Чуть выше по берегу от тумана не осталось и следа, однако, когда оглянулась, плечи передернулись сами по себе. Оставленная за спиной река выглядит так, словно превратилась в медленно текущую белесую слизь. У самых берегов высовываются жесткие прутья камыша, но ни одна жаба не квакает, ни одна выпь не кричит гулким голосом, за что их прозвали водяными быками…
— Жутковато, — сказала она неестественно бодрым голосом и сама устыдилась прозвучавшей в нем фальши.
— Разве?
— Слишком тихо, — проговорила она.
— Здорово, да? — спросил он.
— Так бы и убила, — шепнула она совсем тихо.
Волхв, к счастью, по своей толстокожести не уловил ее ужаса, прет через кусты, как лось, даже по сторонам не смотрит, все ему ясно, все ему знакомо, гад с зелеными глазами.
Они прошли под толстыми деревьями, ветви склоняются до самой воды, дальше уже растут реже, там светло, все залито мертвенным лунным светом.

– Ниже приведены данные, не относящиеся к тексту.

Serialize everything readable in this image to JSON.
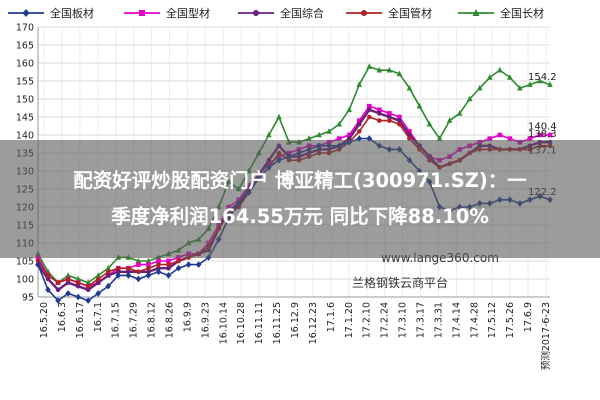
{
  "headline": {
    "line1": "配资好评炒股配资门户 博亚精工(300971.SZ)：一",
    "line2": "季度净利润164.55万元 同比下降88.10%"
  },
  "chart_data": {
    "type": "line",
    "title": "",
    "xlabel": "",
    "ylabel": "",
    "ylim": [
      95,
      170
    ],
    "yticks": [
      95,
      100,
      105,
      110,
      115,
      120,
      125,
      130,
      135,
      140,
      145,
      150,
      155,
      160,
      165,
      170
    ],
    "grid": true,
    "legend_position": "top",
    "tick_labels": [
      "16.5.20",
      "16.6.3",
      "16.6.17",
      "16.7.1",
      "16.7.15",
      "16.7.29",
      "16.8.12",
      "16.8.26",
      "16.9.9",
      "16.9.23",
      "16.10.14",
      "16.10.28",
      "16.11.11",
      "16.11.25",
      "16.12.9",
      "16.12.23",
      "17.1.6",
      "17.1.20",
      "17.2.10",
      "17.2.24",
      "17.3.10",
      "17.3.17",
      "17.3.31",
      "17.4.14",
      "17.4.28",
      "17.5.12",
      "17.5.26",
      "17.6.9",
      "预测2017-6-23"
    ],
    "end_labels": [
      "154.2",
      "140.4",
      "138.3",
      "137.1",
      "122.2"
    ],
    "watermark": [
      "www.lange360.com",
      "兰格钢铁云商平台"
    ],
    "colors": {
      "全国板材": "#1f3a93",
      "全国型材": "#e600c8",
      "全国综合": "#6a1f7a",
      "全国管材": "#b22222",
      "全国长材": "#2e8b2e"
    },
    "series": [
      {
        "name": "全国板材",
        "marker": "diamond",
        "values": [
          104,
          97,
          94,
          96,
          95,
          94,
          96,
          98,
          101,
          101,
          100,
          101,
          102,
          101,
          103,
          104,
          104,
          106,
          111,
          117,
          121,
          124,
          128,
          131,
          133,
          134,
          135,
          136,
          137,
          137,
          137,
          138,
          139,
          139,
          137,
          136,
          136,
          133,
          130,
          127,
          120,
          119,
          120,
          120,
          121,
          121,
          122,
          122,
          121,
          122,
          123,
          122
        ]
      },
      {
        "name": "全国型材",
        "marker": "square",
        "values": [
          106,
          101,
          99,
          100,
          99,
          98,
          99,
          101,
          103,
          103,
          104,
          104,
          105,
          105,
          106,
          107,
          107,
          110,
          115,
          120,
          122,
          126,
          129,
          132,
          134,
          135,
          136,
          137,
          137,
          138,
          139,
          140,
          144,
          148,
          147,
          146,
          145,
          141,
          137,
          134,
          133,
          134,
          136,
          137,
          138,
          139,
          140,
          139,
          138,
          139,
          140,
          140
        ]
      },
      {
        "name": "全国综合",
        "marker": "circle",
        "values": [
          104,
          100,
          97,
          99,
          98,
          97,
          99,
          101,
          102,
          102,
          102,
          102,
          103,
          103,
          105,
          106,
          107,
          108,
          114,
          119,
          121,
          125,
          129,
          133,
          137,
          134,
          134,
          135,
          136,
          136,
          137,
          139,
          143,
          147,
          146,
          145,
          144,
          140,
          137,
          134,
          131,
          132,
          133,
          135,
          137,
          137,
          136,
          136,
          136,
          137,
          138,
          138
        ]
      },
      {
        "name": "全国管材",
        "marker": "circle",
        "values": [
          105,
          101,
          99,
          100,
          99,
          98,
          100,
          102,
          103,
          103,
          102,
          103,
          104,
          104,
          105,
          106,
          107,
          109,
          114,
          118,
          120,
          124,
          128,
          131,
          135,
          133,
          133,
          134,
          135,
          135,
          136,
          138,
          141,
          145,
          144,
          144,
          143,
          139,
          136,
          133,
          131,
          132,
          133,
          135,
          136,
          136,
          136,
          136,
          136,
          136,
          137,
          137
        ]
      },
      {
        "name": "全国长材",
        "marker": "triangle",
        "values": [
          107,
          102,
          99,
          101,
          100,
          99,
          101,
          103,
          106,
          106,
          105,
          105,
          106,
          107,
          108,
          110,
          111,
          114,
          120,
          127,
          125,
          130,
          135,
          140,
          145,
          138,
          138,
          139,
          140,
          141,
          143,
          147,
          154,
          159,
          158,
          158,
          157,
          153,
          148,
          143,
          139,
          144,
          146,
          150,
          153,
          156,
          158,
          156,
          153,
          154,
          155,
          154
        ]
      }
    ]
  }
}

Туман едва заметен, иногда только сбивается в плотные комья и надвигается настолько пугающе, словно навстречу бежит стадо овец, что она всякий раз отпрыгивала в сторону.
Волхв, по ее мнению, слишком уж всматривается в землю, не заметит, если что прыгнет на них с дерева или нападет из кустов. Под ногами чисто и сухо, разве что какой сучок хрустнет, заставив ее подпрыгнуть, но Олег даже не насмешничает, она с грустью допустила такую дикую мысль, что ему все равно, боится она или нет.
— Что-то ищешь? — спросила она напряженным голосом.
— Да, — ответил он.
— Что?
— Истину, — ответил он. Она заподозрила насмешку, но сообразила, что он совершенно серьезен. — Главное, что мы все ищем так старательно, это истина.
— Ты сумасшедший, — сказала она убежденно, — искать истину здесь?
— Истину нужно искать везде, — сказал он нравоучительно. — И всегда. Правда, не со всеми.
Она фыркнула:
— Со мной, значит, можно?
Он удивленно оглянулся через плечо:
— А-а-а, ты еще здесь?.. Я думал, уже убежала.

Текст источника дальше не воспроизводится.